Featuring: Along Came the Rain, Silent Snow and The Price of Sugar.


what a wonderful world it would be....

slow food nation victory garden

This was the scene that greeted me as I made my way last Friday to day #1 of the ‘Food For Thought Speaker Series’. WOW!! Erected smack in front of San Francisco’s City Hall, this ornamental edible garden provided a striking juxtaposition to its stately civic backdrop. Created in collaboration with Victory Gardens 2008 (planted on the same site as the World War II Victory Gardens of 1943), Slow Food Nation Victory Garden featured a wide variety of heritage organic vegetables suited to the Bay Area microclimate, while also displaying the diversity of urban food production practices through a truly inspiring format. The garden was scheduled to be harvested at the end of last (Labour Day) weekend. The produce was to be donated to those with limited access to healthy organic produce via local food banks and meals programs.

what the heck is slow food, anyway?

slow food

Several people have asked me this question lately.
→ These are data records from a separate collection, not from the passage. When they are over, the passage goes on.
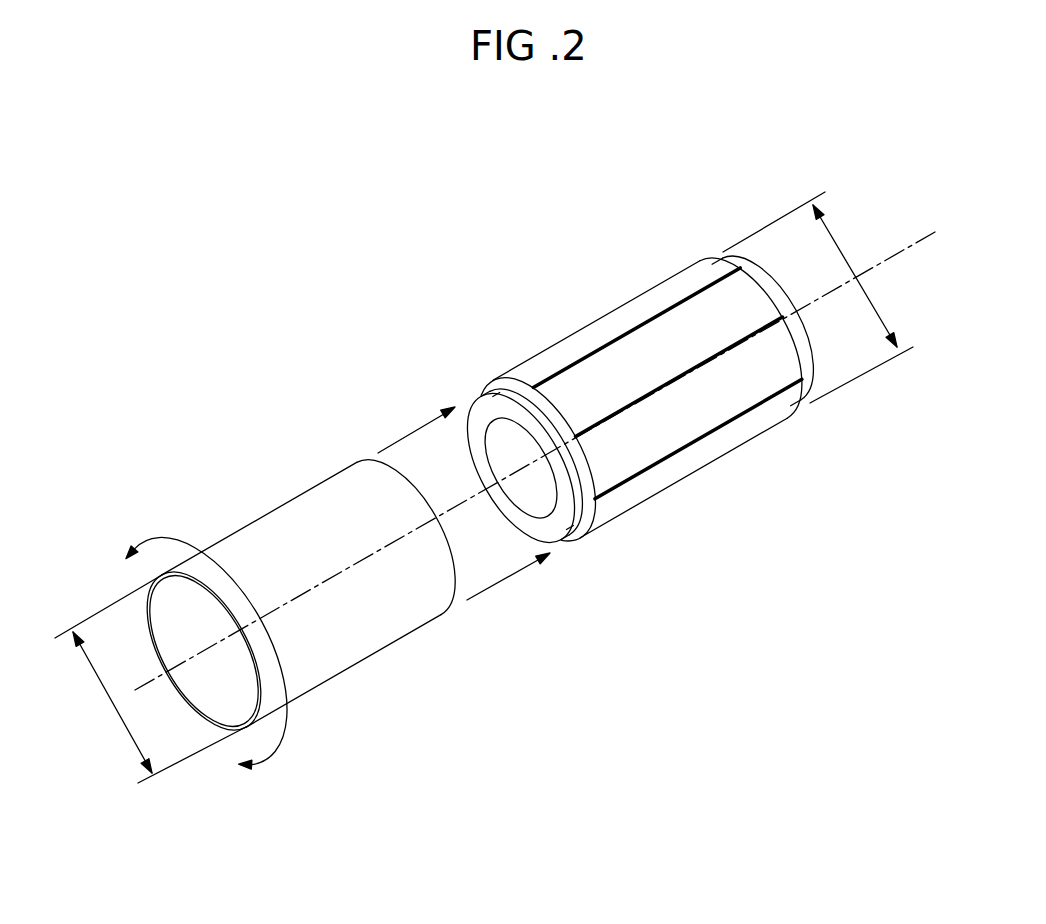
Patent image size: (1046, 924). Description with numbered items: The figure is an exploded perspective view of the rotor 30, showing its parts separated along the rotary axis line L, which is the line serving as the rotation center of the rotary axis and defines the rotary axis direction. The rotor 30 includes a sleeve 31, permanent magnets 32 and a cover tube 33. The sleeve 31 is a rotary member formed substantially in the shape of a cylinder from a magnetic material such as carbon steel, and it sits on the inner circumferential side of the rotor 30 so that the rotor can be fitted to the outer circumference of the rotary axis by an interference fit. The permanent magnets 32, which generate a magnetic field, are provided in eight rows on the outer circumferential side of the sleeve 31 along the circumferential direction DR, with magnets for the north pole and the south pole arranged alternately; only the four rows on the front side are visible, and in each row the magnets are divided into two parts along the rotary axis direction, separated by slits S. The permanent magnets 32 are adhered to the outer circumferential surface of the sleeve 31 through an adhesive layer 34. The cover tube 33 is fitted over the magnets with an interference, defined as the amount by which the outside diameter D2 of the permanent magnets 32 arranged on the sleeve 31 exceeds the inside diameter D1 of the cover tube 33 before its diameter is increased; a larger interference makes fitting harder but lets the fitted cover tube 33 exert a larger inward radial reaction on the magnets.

The rotor 30 is at (683, 376).
The sleeve 31 is at (818, 382).
The permanent magnets 32 is at (701, 448).
The cover tube 33 is at (331, 647).
The adhesive layer 34 is at (572, 528).
The slit S is at (580, 630).
The rotary axis line L is at (913, 213).
The inside diameter of the cover tube D1 is at (150, 679).
The outside diameter of the permanent magnets D2 is at (818, 297).
The circumferential direction DR is at (222, 570).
For those who have not heard the term before, 'Slow Food' seems to conjure up images of crock pots simmering soups and stews at about the same speed paint drys. Here is the simple answer:

"Everyone has a universal right to food that is good (tastes delicious), clean (was sustainably grown) and fair (those who produce it are sustained as well, and that people from every community can enjoy it)."

San Francisco Chronicle Arts and Culture Critic Steven Winn explained it in far more detail (Putting Key Issues on the Menu-August 29): ”As both Slow Food disciples and outside observers see it, the growing international movement’s underlying principles have implications that reach far beyond the dining rooms of the fad-chasing upper middle class. In its rebuke of fast food, agribusiness and global distribution and its embrace of local products, biological diversity and the sensual delights of the table, food is a touchstone for everything from energy policy and net-roots politics to the ways Americans both seek and sabotage pleasure…..The Slow Food mind-set fosters local communities of people with shared interests…..Ideally, it summons people back to the table awakened to the power of personal choice across a broad spectrum of issues.
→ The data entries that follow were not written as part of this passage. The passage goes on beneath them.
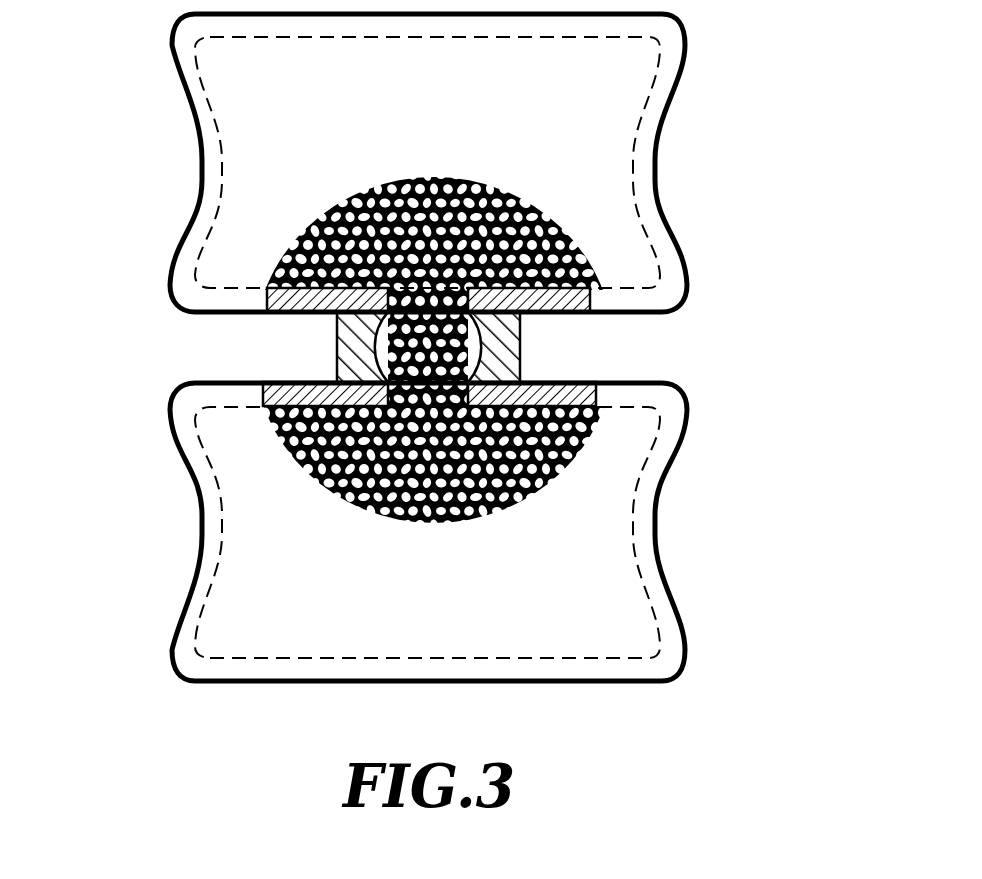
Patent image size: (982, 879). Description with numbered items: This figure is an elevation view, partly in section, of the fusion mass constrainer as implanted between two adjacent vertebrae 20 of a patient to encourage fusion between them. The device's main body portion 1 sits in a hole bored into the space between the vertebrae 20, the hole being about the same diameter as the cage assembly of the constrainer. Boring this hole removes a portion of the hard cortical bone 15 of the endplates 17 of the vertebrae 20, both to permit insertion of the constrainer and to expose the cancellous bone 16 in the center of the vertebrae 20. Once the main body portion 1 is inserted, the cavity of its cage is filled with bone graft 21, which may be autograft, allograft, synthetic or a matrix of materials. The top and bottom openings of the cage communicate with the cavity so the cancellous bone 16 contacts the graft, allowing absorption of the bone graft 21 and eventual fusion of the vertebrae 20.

The main body portion 1 is at (302, 351).
The hard cortical bone 15 is at (604, 313).
The cancellous bone 16 is at (457, 235).
The endplates 17 is at (253, 313).
The vertebrae 20 is at (686, 106).
The bone graft 21 is at (405, 280).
Perhaps Slow Food Nation Executive Director Anya Fernald said it best: “This is all about a response to industrialization and a reclaiming of what feeds and nourishes us. It's a push back against a global system bent on the commodification of everything.”

Though, admittedly, there is certainly an annoying, elitist segment within the movement. While I was sipping at the wine bar during last Sunday’s Taste Pavillions at Fort Mason, I overheard a man behind me remark to his friend “Not much of a red selection”. (There were 454 American made wines available to taste, 259 of them being red) I turned to face them, somehow managing to curb my strong impulse to bitch slap him for his pretentious arrogance, instead asking “compared to what?” His (seemingly embarrassed) friend mumbled in response “France, maybe?”…..

My own definition of Slow Food reaches far beyond the subject of food itself, as I see its objectives as being both broad and inclusive. SF's principles affect many of the choices I make in my own daily life.....doing my best to avoid riding the consumer train means working less, spending less and living more (creatively). I also believe passionately in the importance of teaching our children values that respect our food systems, our health and our environment. I am truly convinced that Edible Education, in combination with other like-minded programs, could quite literally become a key contributor to saving our planet.